Ilaria goes stiff. "Yes, you can. That doesn't mean I wish a loveless marriage on our son or the man as good as a nephew to us."

"Severu and Miceli love their wives," I point out.

"Yes. They got lucky."

"Like we did." I study my wife's beautiful features for a sign of what she's thinking because she sure as hell isn't saying anything.

Right now, she's more of an enigma to me than she was when we first got married. There's no soft smile like those words would have elicited before.

What the fuck is going on with my marriage?

Wiping my hands on the cloth I keep on hand for that purpose, I stand up and then stalk toward my wife. Her eyes widen and she backs up, bumping into the cabinets.

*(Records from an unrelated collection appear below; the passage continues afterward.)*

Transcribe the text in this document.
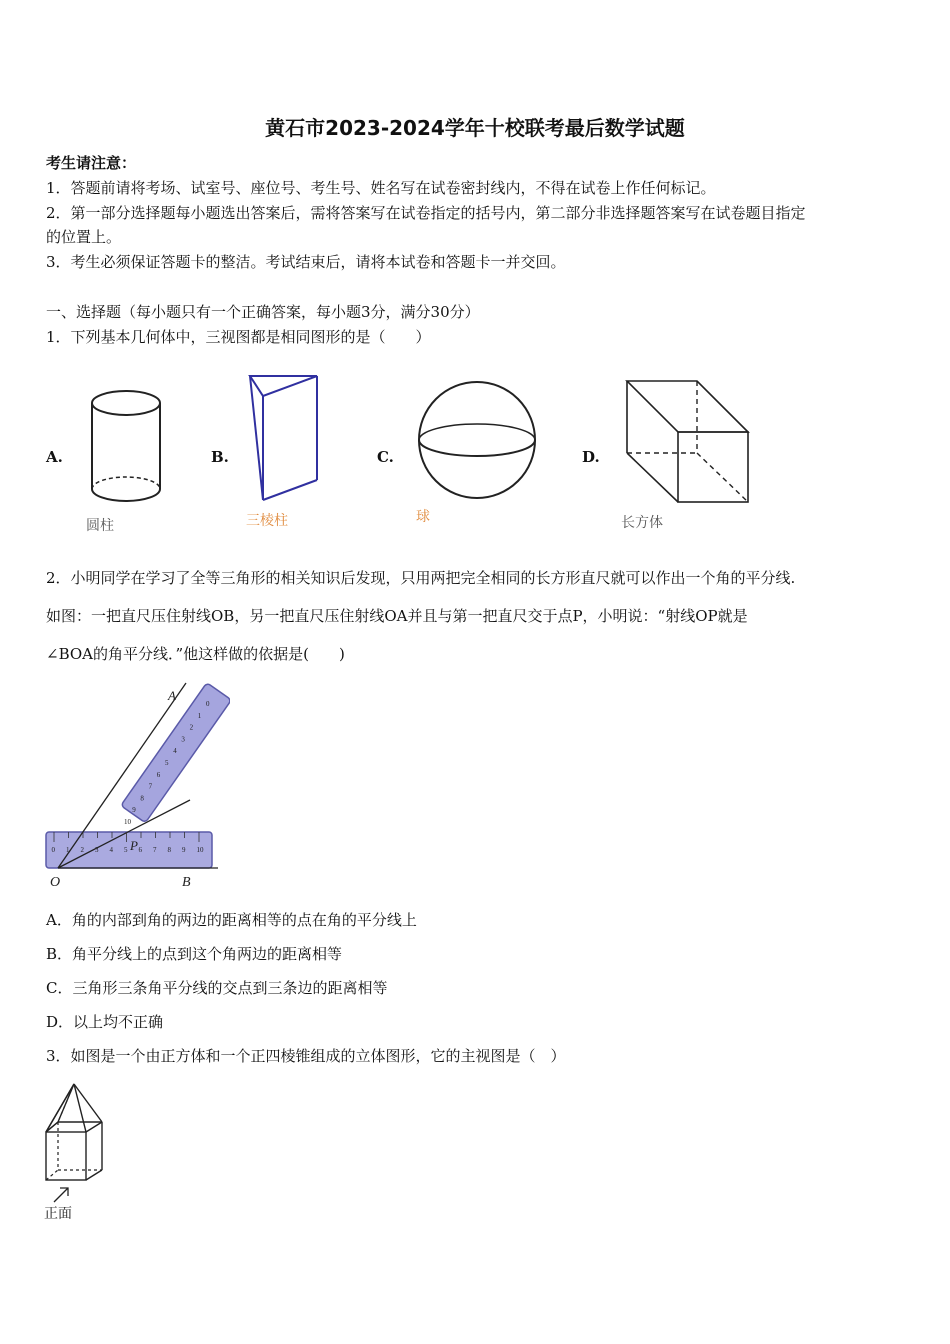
黄石市2023-2024学年十校联考最后数学试题
考生请注意：
1．答题前请将考场、试室号、座位号、考生号、姓名写在试卷密封线内，不得在试卷上作任何标记。
2．第一部分选择题每小题选出答案后，需将答案写在试卷指定的括号内，第二部分非选择题答案写在试卷题目指定
的位置上。
3．考生必须保证答题卡的整洁。考试结束后，请将本试卷和答题卡一并交回。
一、选择题（每小题只有一个正确答案，每小题3分，满分30分）
1．下列基本几何体中，三视图都是相同图形的是（　　）
A.
圆柱
B.
三棱柱
C.
球
D.
长方体
2．小明同学在学习了全等三角形的相关知识后发现，只用两把完全相同的长方形直尺就可以作出一个角的平分线.
如图：一把直尺压住射线OB，另一把直尺压住射线OA并且与第一把直尺交于点P，小明说：“射线OP就是
∠BOA的角平分线．”他这样做的依据是(　　)
0 1 2 3 4 5 6 7 8 9 10
0
1
2
3
4
5
6
7
8
9
10
A
O	B
P
A．角的内部到角的两边的距离相等的点在角的平分线上
B．角平分线上的点到这个角两边的距离相等
C．三角形三条角平分线的交点到三条边的距离相等
D．以上均不正确
3．如图是一个由正方体和一个正四棱锥组成的立体图形，它的主视图是（　）
正面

A predator's smile curves my lips.

This, at least, is as good as it ever was.

She opens her mouth to say something. In no fucking mood to hear it, I put my hands on the wall on either side of her head. Leaning down, I slam my mouth over my proper wife's parted lips.

It takes her a few seconds longer for her to melt into me than it used to but melt she does. And I shove my knee between her thighs to hold her up for my onslaught just as her knees buckle.